Every time you add a row to large_table, an entry goes into
summary_table for it.  Once in a while, you want to run
tsummary_rewrite() to shorten summary_table.

This isn't _quite_ right, but it's the kind of approach that could
work.
-- 
let name="cbbrowne" and tld="acm.org" in String.concat "@" [name;tld];;
http://www.ntlug.org/~cbbrowne/nonrdbms.html
"Open  Software and  freeing source  code isn't  socialism.   It isn't
socialist.  It's neither socialist nor capitalist; it just is."
-- Arthur <afrain@usa.net>


Why frequently updated tables are an issue

From
pgsql@mohawksoft.com
Date:
OK, the problem I am having with whole discussion, on several fronts, is
the idea of performance. If performance and consistent behavior were not
*important* issues to a project, a summary table would work fine, and I
could just vacuum frequently.

Currently a client needs to vacuum two summary tables at least once every
two seconds. The performace of the system slowly declines with each
summary update, until the next vacuum. After a vacuum, the transaction
comes in at about 7ms, it increases to about 35ms~50ms, then we vacuum and
we've back to 7ms. When we vacuumed every 30 seconds, it would sometimes
get up to whole seconds.

There is an important issue here. Yes, MVCC is good. I agree, and no one
is arguing against it in a general case, however, there are classes of
problems in which MVCC, or at least PostgreSQL's implementation of it, is
not the best solution.

There are two basic problems which are fundimental issues I've had with
PostgreSQL over the years: summary tables and session tables.

The summary tables take the place of a "select sum(col) from table" where
table is very small. The amount of vacuuming required and the steady
degradation of performance prior to each vacuum is a problem that could be
addressed by some global variable system.

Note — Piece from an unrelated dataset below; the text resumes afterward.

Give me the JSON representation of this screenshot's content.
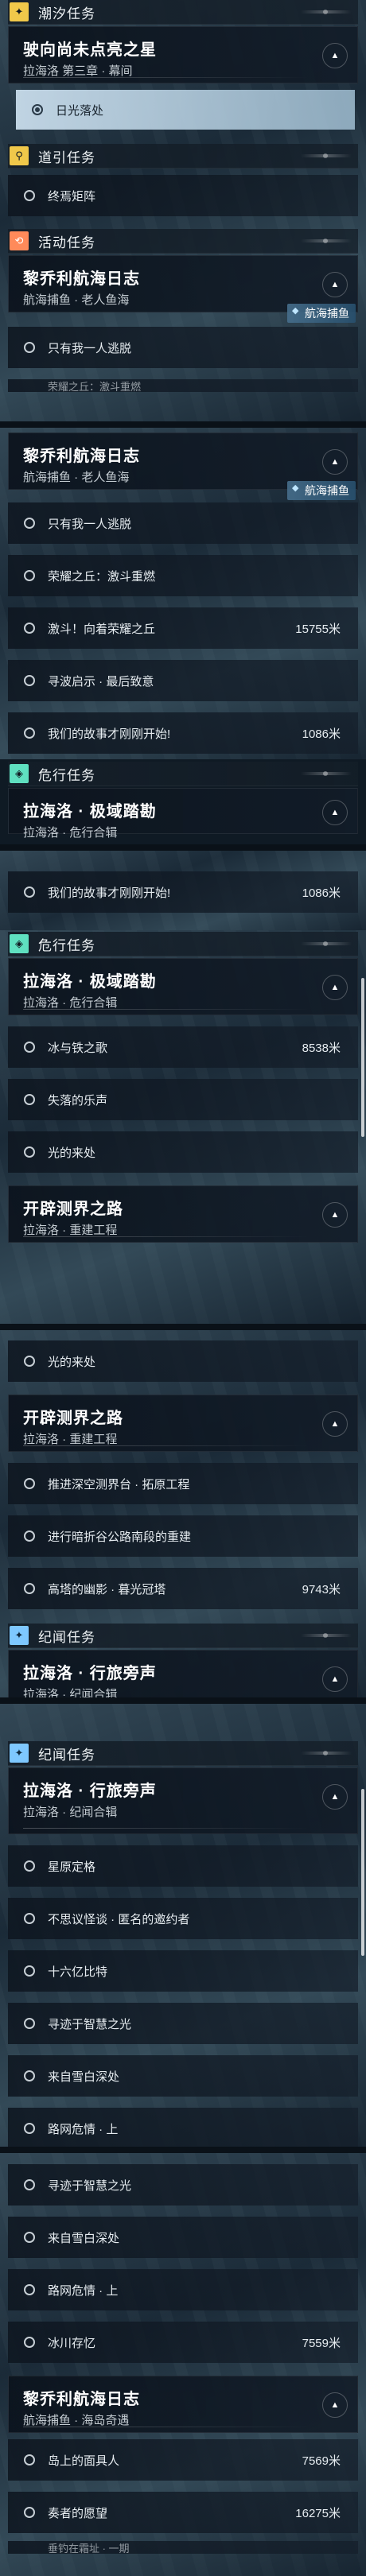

The session table is a different issue, but has the same problems. You
have an active website, hundreds or thousands of hits a second, and you
want to manage sessions for this site. Sessions are created, updated many
times, and deleted. Performance degrades steadily until a vacuum. Vacuum
has to be run VERY frequently. Prior to lazy vacuum, this was impossible.

Both session tables and summary tables have another thing in common, they
are not vital data, they hold transitive state information. Yea, sure,
data integrity is important, but if you lose these values, you can either
recreate it or it isn't too important.

Why put that is a database at all? Because, in the case of sessions
especially, you need to access this information for other operations. In
the case of summary tables, OLAP usually needs to join or include this
info.

PostgreSQL's behavior on these cases is poor. I don't think anyone who has
tried to use PG for this sort of thing will disagree, and yes it is
getting better. Does anyone else consider this to be a problem? If so, I'm
open for suggestions on what can be done. I've suggested a number of
things, and admittedly they have all been pretty weak ideas, but they were
potentially workable.




Re: Why frequently updated tables are an issue

From
James Robinson
Date:
On Jun 10, 2004, at 10:30 AM, pgsql@mohawksoft.com wrote:

> Prior to lazy vacuum, this was impossible.

Do you know for sure that lazy vacuum and/or autovacuum does
not indeed solve / alleviate the symptoms of the general problem
of very high rate table updates?

Back to lurking!

----
James Robinson
Socialserve.com



Re: Why frequently updated tables are an issue

From
Shridhar Daithankar
Date:
pgsql@mohawksoft.com wrote:
> The session table is a different issue, but has the same problems. You
> have an active website, hundreds or thousands of hits a second, and you
> want to manage sessions for this site. Sessions are created, updated many
> times, and deleted. Performance degrades steadily until a vacuum. Vacuum
> has to be run VERY frequently. Prior to lazy vacuum, this was impossible.
> 
> Both session tables and summary tables have another thing in common, they
> are not vital data, they hold transitive state information. Yea, sure,
> data integrity is important, but if you lose these values, you can either
> recreate it or it isn't too important.
> 
> Why put that is a database at all? Because, in the case of sessions
> especially, you need to access this information for other operations. In
> the case of summary tables, OLAP usually needs to join or include this
> info.
> 
> PostgreSQL's behavior on these cases is poor. I don't think anyone who has
> tried to use PG for this sort of thing will disagree, and yes it is
> getting better. Does anyone else consider this to be a problem? If so, I'm
> open for suggestions on what can be done. I've suggested a number of
> things, and admittedly they have all been pretty weak ideas, but they were
> potentially workable.

There is another as-of-non-feasible and hence rejected approach. Vacuum in 
postgresql is tied to entire relations/objects since indexes do not have 
transaction visibility information.

It has been suggested in past to add such a visibility to index tuple header so 
that index and heaps can be cleaned out of order. In such a case other backround 
processes such as background writer and soon-to-be integrated autovacuum daemon 
can vacuum pages/buffers rather than relations. That way most used things will 
remain clean and cost of cleanup will remain outside crtical transaction 
processing path.

However increasing index footprint seems to be a tough sell. Besides FSM would 
need some rework to accomodate/autotune it's behaviour.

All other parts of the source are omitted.